Their counterparts on the defensive line -- Canty, nose tackle Andrew Hoffman and end Brennan Schmidt -- have been together as starters for two full seasons. The linebacking corps, which also includes Kai Parham and Dennis Haley, is only slightly less experienced, and makes up for that with an abundance of talent.
"It's a really comfortable feeling," Schmidt said. "You know you can count on everyone, just because you've been there together so long."
"Finally we have, I think, the kind of people playing that Groh wants to," Yarbrough said. "We finally can fit into his defense and his type of offense that he wants to run. . . . We have guys here that can make plays and are very smart on the field. When you get both those put together, it holds up."
Cavaliers Notes: Punters Noah Greenbaum, Sean Johnson, Kurt Korte, Chris Gould and Bryan Lescanec are auditioning for the job vacated when Tom Hagan left the team to concentrate on baseball. . . . Parham (back) and starting safety Jermaine Hardy (knee) are back at full strength after sitting out spring practice. Wide receiver Michael McGrew, who missed last season because of a broken leg, is expected to regain the starting job he held in 2001 and 2002. . . . Reserve lineman Braden Campbell has been forced to give up football after injuries to both of his wrists left him unable to withstand contact at the line of scrimmage. . . .
Virginia has the NCAA maximum of 105 players in camp this month, despite losing three incoming recruits.
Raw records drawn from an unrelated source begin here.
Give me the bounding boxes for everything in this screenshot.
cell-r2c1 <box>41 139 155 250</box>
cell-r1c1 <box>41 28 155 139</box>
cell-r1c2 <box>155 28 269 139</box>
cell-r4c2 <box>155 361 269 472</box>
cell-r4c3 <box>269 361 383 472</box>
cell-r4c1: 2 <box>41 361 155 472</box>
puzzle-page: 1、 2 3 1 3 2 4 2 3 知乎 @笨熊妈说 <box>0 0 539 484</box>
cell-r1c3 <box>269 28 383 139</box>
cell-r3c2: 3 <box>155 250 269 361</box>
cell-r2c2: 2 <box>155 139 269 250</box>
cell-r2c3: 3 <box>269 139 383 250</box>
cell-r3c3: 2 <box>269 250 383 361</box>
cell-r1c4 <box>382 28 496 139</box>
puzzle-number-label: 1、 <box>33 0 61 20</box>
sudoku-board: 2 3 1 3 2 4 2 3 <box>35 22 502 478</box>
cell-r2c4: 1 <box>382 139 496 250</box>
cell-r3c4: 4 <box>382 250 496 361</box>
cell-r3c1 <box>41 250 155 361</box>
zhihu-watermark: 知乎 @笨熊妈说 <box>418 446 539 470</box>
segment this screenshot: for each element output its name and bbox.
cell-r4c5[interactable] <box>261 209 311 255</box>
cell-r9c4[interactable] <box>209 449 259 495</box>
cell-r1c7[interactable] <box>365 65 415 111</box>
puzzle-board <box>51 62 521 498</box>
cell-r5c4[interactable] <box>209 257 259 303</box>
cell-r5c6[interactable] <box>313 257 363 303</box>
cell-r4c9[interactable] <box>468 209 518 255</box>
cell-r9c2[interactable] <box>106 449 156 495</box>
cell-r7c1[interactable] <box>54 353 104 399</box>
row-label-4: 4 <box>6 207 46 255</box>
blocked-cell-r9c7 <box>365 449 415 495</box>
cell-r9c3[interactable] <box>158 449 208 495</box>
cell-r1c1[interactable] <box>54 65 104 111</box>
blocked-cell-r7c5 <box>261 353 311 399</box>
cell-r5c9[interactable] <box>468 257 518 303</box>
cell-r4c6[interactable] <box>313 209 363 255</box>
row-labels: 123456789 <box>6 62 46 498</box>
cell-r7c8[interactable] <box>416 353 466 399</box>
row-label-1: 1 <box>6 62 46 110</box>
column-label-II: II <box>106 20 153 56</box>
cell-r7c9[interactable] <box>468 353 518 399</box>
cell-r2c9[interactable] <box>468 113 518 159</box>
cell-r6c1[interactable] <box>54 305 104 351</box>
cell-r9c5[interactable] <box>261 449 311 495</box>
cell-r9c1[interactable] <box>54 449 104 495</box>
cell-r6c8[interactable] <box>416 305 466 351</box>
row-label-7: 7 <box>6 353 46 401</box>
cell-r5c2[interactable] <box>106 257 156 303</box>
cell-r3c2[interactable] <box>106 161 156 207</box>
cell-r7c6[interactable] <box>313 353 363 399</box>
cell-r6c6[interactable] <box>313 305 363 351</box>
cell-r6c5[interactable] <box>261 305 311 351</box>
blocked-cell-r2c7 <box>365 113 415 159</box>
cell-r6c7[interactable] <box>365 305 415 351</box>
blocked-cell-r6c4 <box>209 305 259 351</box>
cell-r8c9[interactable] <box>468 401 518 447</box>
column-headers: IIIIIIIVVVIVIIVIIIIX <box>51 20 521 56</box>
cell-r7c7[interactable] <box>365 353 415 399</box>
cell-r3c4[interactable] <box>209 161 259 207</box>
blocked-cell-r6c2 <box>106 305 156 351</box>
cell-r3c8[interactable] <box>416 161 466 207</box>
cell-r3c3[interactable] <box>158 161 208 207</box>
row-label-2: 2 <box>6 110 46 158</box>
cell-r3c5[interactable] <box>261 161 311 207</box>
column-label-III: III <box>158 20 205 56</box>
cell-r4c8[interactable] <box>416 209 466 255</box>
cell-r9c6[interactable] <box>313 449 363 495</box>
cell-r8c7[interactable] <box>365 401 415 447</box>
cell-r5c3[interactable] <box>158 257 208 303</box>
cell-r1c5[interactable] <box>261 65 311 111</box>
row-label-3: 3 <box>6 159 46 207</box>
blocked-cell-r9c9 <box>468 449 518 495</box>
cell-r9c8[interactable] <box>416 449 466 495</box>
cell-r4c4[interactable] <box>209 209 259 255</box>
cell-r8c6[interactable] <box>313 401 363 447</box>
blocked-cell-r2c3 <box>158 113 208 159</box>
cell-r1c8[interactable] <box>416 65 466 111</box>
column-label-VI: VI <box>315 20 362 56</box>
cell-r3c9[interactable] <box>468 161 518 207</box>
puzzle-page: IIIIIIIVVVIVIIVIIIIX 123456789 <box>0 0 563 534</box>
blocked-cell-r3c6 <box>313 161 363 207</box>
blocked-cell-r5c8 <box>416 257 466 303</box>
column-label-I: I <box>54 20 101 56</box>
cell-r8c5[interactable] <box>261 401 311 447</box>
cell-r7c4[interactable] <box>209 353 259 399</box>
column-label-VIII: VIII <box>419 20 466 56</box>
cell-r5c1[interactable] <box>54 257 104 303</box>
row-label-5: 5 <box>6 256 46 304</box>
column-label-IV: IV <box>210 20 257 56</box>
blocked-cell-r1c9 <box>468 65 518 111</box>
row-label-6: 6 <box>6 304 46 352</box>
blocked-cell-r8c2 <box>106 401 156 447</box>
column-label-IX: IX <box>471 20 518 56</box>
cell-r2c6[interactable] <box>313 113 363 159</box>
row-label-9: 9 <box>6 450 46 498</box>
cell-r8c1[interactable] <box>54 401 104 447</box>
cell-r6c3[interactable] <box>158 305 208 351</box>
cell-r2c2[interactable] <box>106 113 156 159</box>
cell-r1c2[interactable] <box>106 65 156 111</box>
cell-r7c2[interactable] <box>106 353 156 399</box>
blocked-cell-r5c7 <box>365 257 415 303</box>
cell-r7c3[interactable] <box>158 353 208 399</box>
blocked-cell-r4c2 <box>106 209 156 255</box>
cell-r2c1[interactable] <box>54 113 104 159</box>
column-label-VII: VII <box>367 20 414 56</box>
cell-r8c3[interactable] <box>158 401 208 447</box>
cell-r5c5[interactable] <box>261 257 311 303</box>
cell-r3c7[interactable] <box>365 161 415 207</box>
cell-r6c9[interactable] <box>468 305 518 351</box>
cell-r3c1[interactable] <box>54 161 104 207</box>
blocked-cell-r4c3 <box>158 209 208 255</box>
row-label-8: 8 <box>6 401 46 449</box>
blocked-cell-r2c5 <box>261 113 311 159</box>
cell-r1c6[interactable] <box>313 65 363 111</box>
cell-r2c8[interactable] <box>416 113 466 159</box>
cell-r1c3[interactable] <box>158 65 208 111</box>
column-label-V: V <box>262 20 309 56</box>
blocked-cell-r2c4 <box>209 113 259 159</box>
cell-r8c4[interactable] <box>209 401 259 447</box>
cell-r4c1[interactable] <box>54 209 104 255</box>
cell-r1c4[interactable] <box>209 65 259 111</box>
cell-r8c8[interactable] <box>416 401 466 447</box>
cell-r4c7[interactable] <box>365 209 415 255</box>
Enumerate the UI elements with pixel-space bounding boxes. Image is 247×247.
Olu Hall (Robinson) and Branden Albert (Glen Burnie) are prepping at Hargrave Military Academy, while Ahmad Bradshaw transferred to Marshall after an underage drinking arrest last month led Groh to suspend him for the season. . . . Virginia practice is open to the public the next five days: Saturday and Sunday at 2:30 p.m., Monday at 6:45 p.m., Tuesday at 2:30 p.m. and Wednesday at 8:45 a.m.